Alan Loehle received an M.F.A.
in painting from the University of Arizona in 1979. He now lives
and works in Atlanta and teaches at Oglethorpe University. In
the spring of 2007 the announcement of a Guggenheim Fellowship
for Painting capped off a notable list of distinctions for the
artist - a list that goes back to 1985, and includes two Pollock-Krasner
Grants for Painting, an NEA Fellowship for Painting, and an Elizabeth
Foundation Grant for Painting.
Alan Loehle has exhibited
in New York and Atlanta since 1983, along with numerous museum
exhibitions including The Weatherspoon Museum, Greensboro, NC,
The Arkansas Arts Center, Little Rock, AK, The Polk Museum of
Art, Lakeland, FL, The Mint Museum of Art, Charlotte, NC, The
Montgomery Museum of Art, Montgomery, AL, The Columbus Museum
of Art, Columbus, GA, and The Museum of Contemporary Art of Georgia
(MOCA-GA), Atlanta, GA. He was featured in a print exhibition
of drawings in The Paris Review in 1999, and his work is
in the collections of the Arkansas Arts Center and the Reading
Museum, Reading, PA, among others. Loehle was featured in the
2004 Southeastern edition of New American Paintings.

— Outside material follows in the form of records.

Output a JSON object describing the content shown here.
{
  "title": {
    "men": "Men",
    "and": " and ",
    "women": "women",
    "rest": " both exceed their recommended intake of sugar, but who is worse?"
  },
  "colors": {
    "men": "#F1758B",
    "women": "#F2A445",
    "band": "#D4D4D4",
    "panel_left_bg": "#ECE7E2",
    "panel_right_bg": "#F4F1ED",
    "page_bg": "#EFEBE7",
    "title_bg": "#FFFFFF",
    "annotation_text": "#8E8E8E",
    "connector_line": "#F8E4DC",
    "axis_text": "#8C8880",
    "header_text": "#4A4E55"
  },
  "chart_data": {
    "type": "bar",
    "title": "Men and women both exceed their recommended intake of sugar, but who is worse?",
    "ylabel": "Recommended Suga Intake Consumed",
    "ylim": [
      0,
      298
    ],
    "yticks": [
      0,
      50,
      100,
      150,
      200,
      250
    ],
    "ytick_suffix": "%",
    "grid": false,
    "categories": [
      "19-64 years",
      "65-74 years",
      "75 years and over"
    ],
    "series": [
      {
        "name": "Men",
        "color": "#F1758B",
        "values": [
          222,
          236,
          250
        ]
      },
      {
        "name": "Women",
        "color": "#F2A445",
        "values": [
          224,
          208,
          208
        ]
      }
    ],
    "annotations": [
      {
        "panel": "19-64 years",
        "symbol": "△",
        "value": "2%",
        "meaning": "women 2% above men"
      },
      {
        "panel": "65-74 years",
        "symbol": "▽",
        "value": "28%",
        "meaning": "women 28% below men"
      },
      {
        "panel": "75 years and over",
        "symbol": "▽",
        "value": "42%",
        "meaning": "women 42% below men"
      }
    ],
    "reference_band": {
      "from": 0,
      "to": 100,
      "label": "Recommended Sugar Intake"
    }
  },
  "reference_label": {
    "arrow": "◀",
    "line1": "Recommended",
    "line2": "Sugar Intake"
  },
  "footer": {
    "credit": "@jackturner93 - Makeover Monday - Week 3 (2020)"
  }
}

NY Times arts critic William Zimmer writes in an
essay on the artist in 1999 that "Loehle says that he knows a
painting is finished when he can't leave out anything else. Such
tautness ensures that a painting has all of the tension of modern
life. [...] Alan Loehle's gift is that he can fit a large vision
into a painterly scheme which he has narrowed into a blade."
Meanwhile, Loehle himself writes, "The intent
in my work is to address issues of the human condition, such as
awareness of mortality, the physical body, and unattainable desire.
I seek to infuse my work with the inner logic of abstraction while
referring more directly to the world by using a representational
vocabulary. I often create multiple dualities in my paintings,
both of associations and of emotions."